Espérant éteindre le conflit en cours, le ministre propose de généraliser les cours de soutien, qui se font désormais dans le primaire, au lycée. Je pense affectueusement à ma mère, orpheline élevée par sa grande sœur, qui a dû s’arrêter au certificat d’étude. Il a toujours maîtrisé l’écriture et le calcul mental. Elle a élevé ses quatre enfants et pour compléter la retraite de son mari, elle a pris un travail dans une maison de retraite, en remplacement d’un jeune qui trouvait la fonction trop difficile et dévalorisante (puisqu’il fallait s’occuper de personnes âgées en perte d’autonomie). A son époque, le certificat d’étude permettait d’orienter les jeunes, sélectionnant ceux qui avaient les capacités et la volonté de poursuivre des études au lycée. Mais ceux qui n’avaient pas le certificat d’études n’étaient pas des bons à rien, loin de là. Telle est d’ailleurs la fonction d’un vrai diplôme : il ne s’agit pas de marquer négativement celui qui ne l’a pas, mais de distinguer positivement celui qui le décroche.
Le concept même de « lycéens en difficulté » est bien ambigu. Soit on a le niveau pour suivre des études et l’on travaille pour ne pas décevoir ceux qui ont cru en vous, soit on n’a pas le niveau et l’on n’a rien à faire au lycée (et on a sans doute mieux à faire ailleurs !). Aujourd’hui, certains lycéens se laissent porter par la démagogie et la facilité ambiante, notamment en ne révisant jamais. Et plus on se laisse aller sur une telle pente, plus on trouvera que le monde est dure et la mondialisation sauvage. Mais l’on a été si peu préparé au monde réel… Encore une fois, entendons-nous bien, je ne me réjouis pas qu’il y ait des lycéens en difficulté et c’est bien par rapport à l’intérêt du jeune en difficulté que je me place.
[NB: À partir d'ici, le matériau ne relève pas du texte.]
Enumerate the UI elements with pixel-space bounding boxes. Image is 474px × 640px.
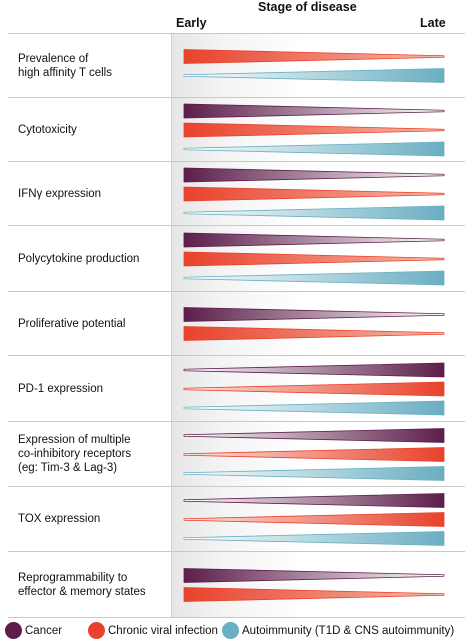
row-7: TOX expression — [8, 487, 465, 552]
row-label: IFNγ expression — [18, 187, 102, 200]
row-label: Polycytokine production — [18, 252, 140, 265]
stage-of-disease-title: Stage of disease — [258, 0, 357, 14]
legend-label: Cancer — [25, 624, 63, 637]
autoimmunity-increasing-wedge — [183, 270, 445, 286]
legend-label: Autoimmunity (T1D & CNS autoimmunity) — [242, 624, 455, 637]
row-4: Proliferative potential — [8, 292, 465, 356]
cancer-decreasing-wedge — [183, 103, 445, 119]
row-trend-bars — [183, 232, 445, 286]
chronic-viral-increasing-wedge — [183, 512, 445, 527]
row-trend-bars — [183, 493, 445, 546]
cancer-decreasing-wedge — [183, 568, 445, 583]
row-1: Cytotoxicity — [8, 98, 465, 162]
chronic-viral-decreasing-wedge — [183, 186, 445, 202]
legend: Cancer Chronic viral infection Autoimmunit… — [0, 621, 474, 640]
late-label: Late — [420, 16, 446, 30]
row-label: Prevalence of high affinity T cells — [18, 52, 112, 79]
row-5: PD-1 expression — [8, 356, 465, 422]
legend-item-cancer: Cancer — [5, 621, 62, 640]
autoimmunity-increasing-wedge — [183, 400, 445, 416]
row-0: Prevalence of high affinity T cells — [8, 34, 465, 98]
cancer-increasing-wedge — [183, 493, 445, 508]
chronic-viral-decreasing-wedge — [183, 326, 445, 341]
cancer-decreasing-wedge — [183, 167, 445, 183]
legend-item-chronic-viral: Chronic viral infection — [88, 621, 218, 640]
row-label: PD-1 expression — [18, 382, 104, 395]
row-trend-bars — [183, 103, 445, 157]
autoimmunity-increasing-wedge — [183, 141, 445, 157]
chronic-viral-decreasing-wedge — [183, 49, 445, 64]
row-8: Reprogrammability to effector & memory s… — [8, 552, 465, 618]
early-label: Early — [176, 16, 207, 30]
cancer-increasing-wedge — [183, 362, 445, 378]
label-column-divider — [171, 34, 172, 618]
chronic-viral-decreasing-wedge — [183, 587, 445, 602]
chronic-viral-decreasing-wedge — [183, 122, 445, 138]
legend-swatch — [222, 622, 239, 639]
cancer-increasing-wedge — [183, 428, 445, 443]
legend-label: Chronic viral infection — [108, 624, 218, 637]
row-3: Polycytokine production — [8, 226, 465, 292]
row-trend-bars — [183, 167, 445, 221]
row-trend-bars — [183, 362, 445, 416]
chronic-viral-decreasing-wedge — [183, 251, 445, 267]
cancer-decreasing-wedge — [183, 232, 445, 248]
row-trend-bars — [183, 49, 445, 83]
disease-stage-grid: Prevalence of high affinity T cells Cytot… — [8, 33, 465, 618]
autoimmunity-increasing-wedge — [183, 68, 445, 83]
autoimmunity-increasing-wedge — [183, 205, 445, 221]
row-trend-bars — [183, 307, 445, 341]
cancer-decreasing-wedge — [183, 307, 445, 322]
row-label: Reprogrammability to effector & memory s… — [18, 571, 146, 598]
row-6: Expression of multiple co-inhibitory rec… — [8, 422, 465, 487]
legend-item-autoimmunity: Autoimmunity (T1D & CNS autoimmunity) — [222, 621, 454, 640]
row-label: Cytotoxicity — [18, 123, 77, 136]
row-trend-bars — [183, 568, 445, 602]
chronic-viral-increasing-wedge — [183, 381, 445, 397]
row-2: IFNγ expression — [8, 162, 465, 226]
row-trend-bars — [183, 428, 445, 481]
row-label: TOX expression — [18, 513, 101, 525]
autoimmunity-increasing-wedge — [183, 466, 445, 481]
legend-swatch — [5, 622, 22, 639]
autoimmunity-increasing-wedge — [183, 531, 445, 546]
row-label: Proliferative potential — [18, 317, 126, 330]
legend-swatch — [88, 622, 105, 639]
row-label: Expression of multiple co-inhibitory rec… — [18, 434, 132, 474]
chronic-viral-increasing-wedge — [183, 447, 445, 462]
Personnellement, je n’ai pas eu un parcours au collège des plus brillants et certains de mes anciens professeurs n’ont certainement pas un meilleur souvenir de moi, m’ayant prédit les pires abominations. Mais des professeurs ont justement su me remettre en place et, avec le recul, ils m’ont sauvé en me secouant. Je leur serais éternellement reconnaissant… sans parler des « recadrages » de mon paternel.
Pour être aujourd’hui père de deux collégiens, je prends conscience qu’un collégien décroche rapidement s’il ne maintient pas un effort régulier de révision de ses devoirs. Dans cet effort, le soutien des parents s’avère crucial en effet. C’est lourd en effet, mais quand on est parent, on assume ses responsabilités ou alors on ne fait pas d’enfant. Sans surprise, ils obtiennent des résultats mauvais s'ils se laissent aller à leur penchant naturel (j’observe le même phénomène à l’université où l’on a vite fait de se laisser dépasser si on s’avère incapable de se prendre en charge) alors ils se proclament « élèves en difficulté », pour recevoir ainsi toutes les attentions et pourquoi pas tous les honneurs. Ils en viennent même à accuser les autres : s’ils sont en difficulté, c’est à cause de l’insuffisance de moyens, c’est à cause du gouvernement. La belle affaire !
C’est peine perdue que de semer de précieuses semences dans un désert aride. Le gaspillage commence quand les gens ne sont pas à leur place.